According to the American Academy of Pediatrics, up to 70% of children are quitting organized sports before the age of 13 due to emotional/mental health concerns, stress, burnout, and injury. Not only is the increase of early specialization causing issues in the short term, but many of these individuals are at higher risk for physical and psychological issues long term as well.
Recently, a fellow parent on my daughter's swim team stated that my daughter would need to "commit soon" if she wants to have a career as a swimmer. Coaches have told us that once a week wasn't enough to "get to the next level." My daughter is EIGHT. What sort of career does an eight-year-old have? And why does it matter what level she is? If she's happy and having fun, isn't that enough? She loves swimming, but she's not super competitive or driven; she simply loves being in the water. It's unfortunate to watch so many parents get notably upset at meets if their child doesn't win their event.

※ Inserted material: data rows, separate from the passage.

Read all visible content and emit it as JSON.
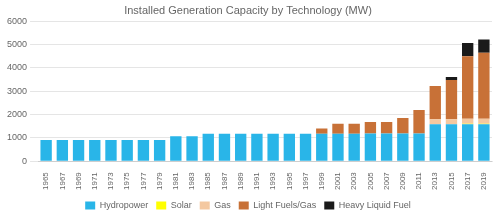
{
  "chart_data": {
    "type": "bar",
    "title": "Installed Generation Capacity by Technology (MW)",
    "stacked": true,
    "categories": [
      "1965",
      "1967",
      "1969",
      "1971",
      "1973",
      "1975",
      "1977",
      "1979",
      "1981",
      "1983",
      "1985",
      "1987",
      "1989",
      "1991",
      "1993",
      "1995",
      "1997",
      "1999",
      "2001",
      "2003",
      "2005",
      "2007",
      "2009",
      "2011",
      "2013",
      "2015",
      "2017",
      "2019"
    ],
    "series": [
      {
        "name": "Hydropower",
        "color": "#29b5e8",
        "values": [
          912,
          912,
          912,
          912,
          912,
          912,
          912,
          912,
          1072,
          1072,
          1180,
          1180,
          1180,
          1180,
          1180,
          1180,
          1180,
          1180,
          1180,
          1180,
          1187,
          1187,
          1187,
          1187,
          1580,
          1580,
          1580,
          1580
        ]
      },
      {
        "name": "Solar",
        "color": "#ffff00",
        "values": [
          0,
          0,
          0,
          0,
          0,
          0,
          0,
          0,
          0,
          0,
          0,
          0,
          0,
          0,
          0,
          0,
          0,
          0,
          0,
          0,
          0,
          0,
          0,
          0,
          0,
          0,
          23,
          23
        ]
      },
      {
        "name": "Gas",
        "color": "#f4c8a0",
        "values": [
          0,
          0,
          0,
          0,
          0,
          0,
          0,
          0,
          0,
          0,
          0,
          0,
          0,
          0,
          0,
          0,
          0,
          0,
          0,
          0,
          0,
          0,
          0,
          0,
          220,
          220,
          220,
          220
        ]
      },
      {
        "name": "Light Fuels/Gas",
        "color": "#c87137",
        "values": [
          0,
          0,
          0,
          0,
          0,
          0,
          0,
          0,
          0,
          0,
          0,
          0,
          0,
          0,
          0,
          0,
          0,
          220,
          430,
          430,
          490,
          490,
          660,
          1010,
          1420,
          1680,
          2680,
          2830
        ]
      },
      {
        "name": "Heavy Liquid Fuel",
        "color": "#1a1a1a",
        "values": [
          0,
          0,
          0,
          0,
          0,
          0,
          0,
          0,
          0,
          0,
          0,
          0,
          0,
          0,
          0,
          0,
          0,
          0,
          0,
          0,
          0,
          0,
          0,
          0,
          0,
          126,
          560,
          560
        ]
      }
    ],
    "ylim": [
      0,
      6000
    ],
    "yticks": [
      0,
      1000,
      2000,
      3000,
      4000,
      5000,
      6000
    ],
    "grid": true,
    "legend": "bottom"
  }
}
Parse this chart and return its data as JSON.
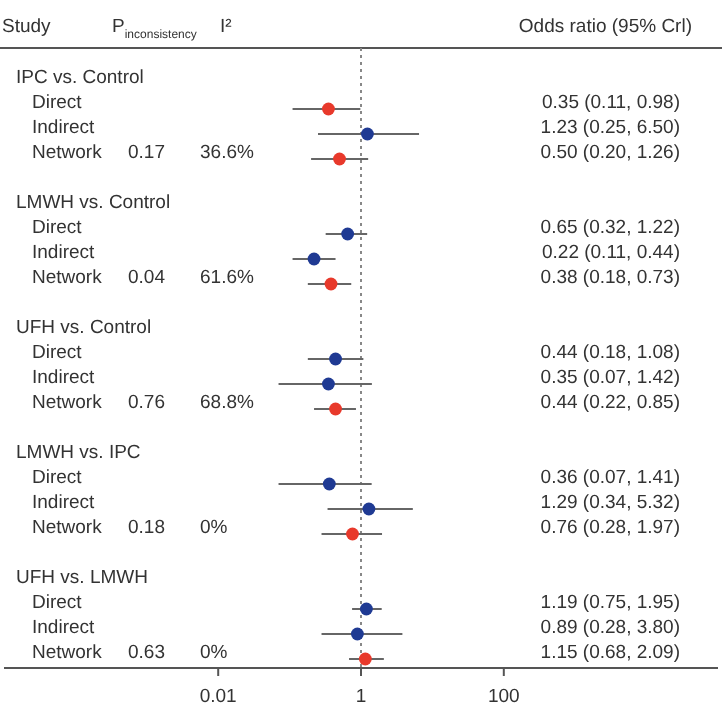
{
  "chart_data": {
    "type": "scatter",
    "orientation": "horizontal",
    "ylabel": "Study",
    "xlabel": "Odds ratio (95% Crl)",
    "categories": [
      "IPC vs. Control",
      "Direct",
      "Indirect",
      "Network",
      "LMWH vs. Control",
      "Direct",
      "Indirect",
      "Network",
      "UFH vs. Control",
      "Direct",
      "Indirect",
      "Network",
      "LMWH vs. IPC",
      "Direct",
      "Indirect",
      "Network",
      "UFH vs. LMWH",
      "Direct",
      "Indirect",
      "Network"
    ],
    "values": [
      null,
      0.35,
      1.23,
      0.5,
      null,
      0.65,
      0.22,
      0.38,
      null,
      0.44,
      0.35,
      0.44,
      null,
      0.36,
      1.29,
      0.76,
      null,
      1.19,
      0.89,
      1.15
    ],
    "errors": [
      null,
      [
        0.11,
        0.98
      ],
      [
        0.25,
        6.5
      ],
      [
        0.2,
        1.26
      ],
      null,
      [
        0.32,
        1.22
      ],
      [
        0.11,
        0.44
      ],
      [
        0.18,
        0.73
      ],
      null,
      [
        0.18,
        1.08
      ],
      [
        0.07,
        1.42
      ],
      [
        0.22,
        0.85
      ],
      null,
      [
        0.07,
        1.41
      ],
      [
        0.34,
        5.32
      ],
      [
        0.28,
        1.97
      ],
      null,
      [
        0.75,
        1.95
      ],
      [
        0.28,
        3.8
      ],
      [
        0.68,
        2.09
      ]
    ],
    "colors": [
      null,
      "#e8392b",
      "#1f3a93",
      "#e8392b",
      null,
      "#1f3a93",
      "#1f3a93",
      "#e8392b",
      null,
      "#1f3a93",
      "#1f3a93",
      "#e8392b",
      null,
      "#1f3a93",
      "#1f3a93",
      "#e8392b",
      null,
      "#1f3a93",
      "#1f3a93",
      "#e8392b"
    ],
    "annotations": [
      "P$_{inconsistency}$",
      "I²",
      "0.17",
      "36.6%",
      "0.04",
      "61.6%",
      "0.76",
      "68.8%",
      "0.18",
      "0%",
      "0.63",
      "0%",
      "0.35 (0.11, 0.98)",
      "1.23 (0.25, 6.50)",
      "0.50 (0.20, 1.26)",
      "0.65 (0.32, 1.22)",
      "0.22 (0.11, 0.44)",
      "0.38 (0.18, 0.73)",
      "0.44 (0.18, 1.08)",
      "0.35 (0.07, 1.42)",
      "0.44 (0.22, 0.85)",
      "0.36 (0.07, 1.41)",
      "1.29 (0.34, 5.32)",
      "0.76 (0.28, 1.97)",
      "1.19 (0.75, 1.95)",
      "0.89 (0.28, 3.80)",
      "1.15 (0.68, 2.09)"
    ],
    "log": "x",
    "xlim": [
      1e-05,
      100000
    ],
    "xticks": [
      0.01,
      1,
      100
    ],
    "marker": "circle",
    "ref_lines": [
      {
        "axis": "x",
        "value": 1,
        "color": "#888888",
        "line_style": "dotted"
      }
    ]
  }
}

As parents, coaches, and community, how can we help children find enjoyment and balance in sports?
Set limits on how often they can practice each day and week and encourage extended time off to reduce physical strain and mental fatigue
Encourage children to explore new opportunities, such as less intense teams or trying out for a new sport or extracurricular activity.
Stress the importance of rest and recovery - ensure they get sufficient sleep, and eating enough calories to support a growing body
Reiterate that they are more than their sport or activity and that their identity as an athlete is not the only part of "who" they are
Discuss the intangible benefits of sports such as character development, leadership, losing gracefully, supporting teammates and competitors, and work ethic
Designate regular days away from sports for time with family and friends to recharge and just back to having fun
Seek out medical professionals with experience working with youth. Don't hesitate to change who your child sees if you feel like it isn't a good fit.
Help your child understand the importance of strength training designed for their body and sport - it's more than just heavyweights and building muscles.
Teach them to speak up and to listen to their bodies - that it's OK to ask for a break, to share concerns about aches and pains, and to be honest about how they are doing as a whole person
Youth sports help children learn valuable communication skills, teamwork, the importance of commitment, and leadership. The health and wellness benefits through regular physical activity will promote well-rounded growth, development, and it will help reduce the risk of potential health concerns later in life. As parents and adults, it's our responsibility to create boundaries and recognized signs of injury, emotional strain, and burnout. If intervention is needed, encourage time off and seek advice from additional professionals with youth sports expertise. Youth sports should be fun, and the happiness shouldn't revolve around medals and accolades.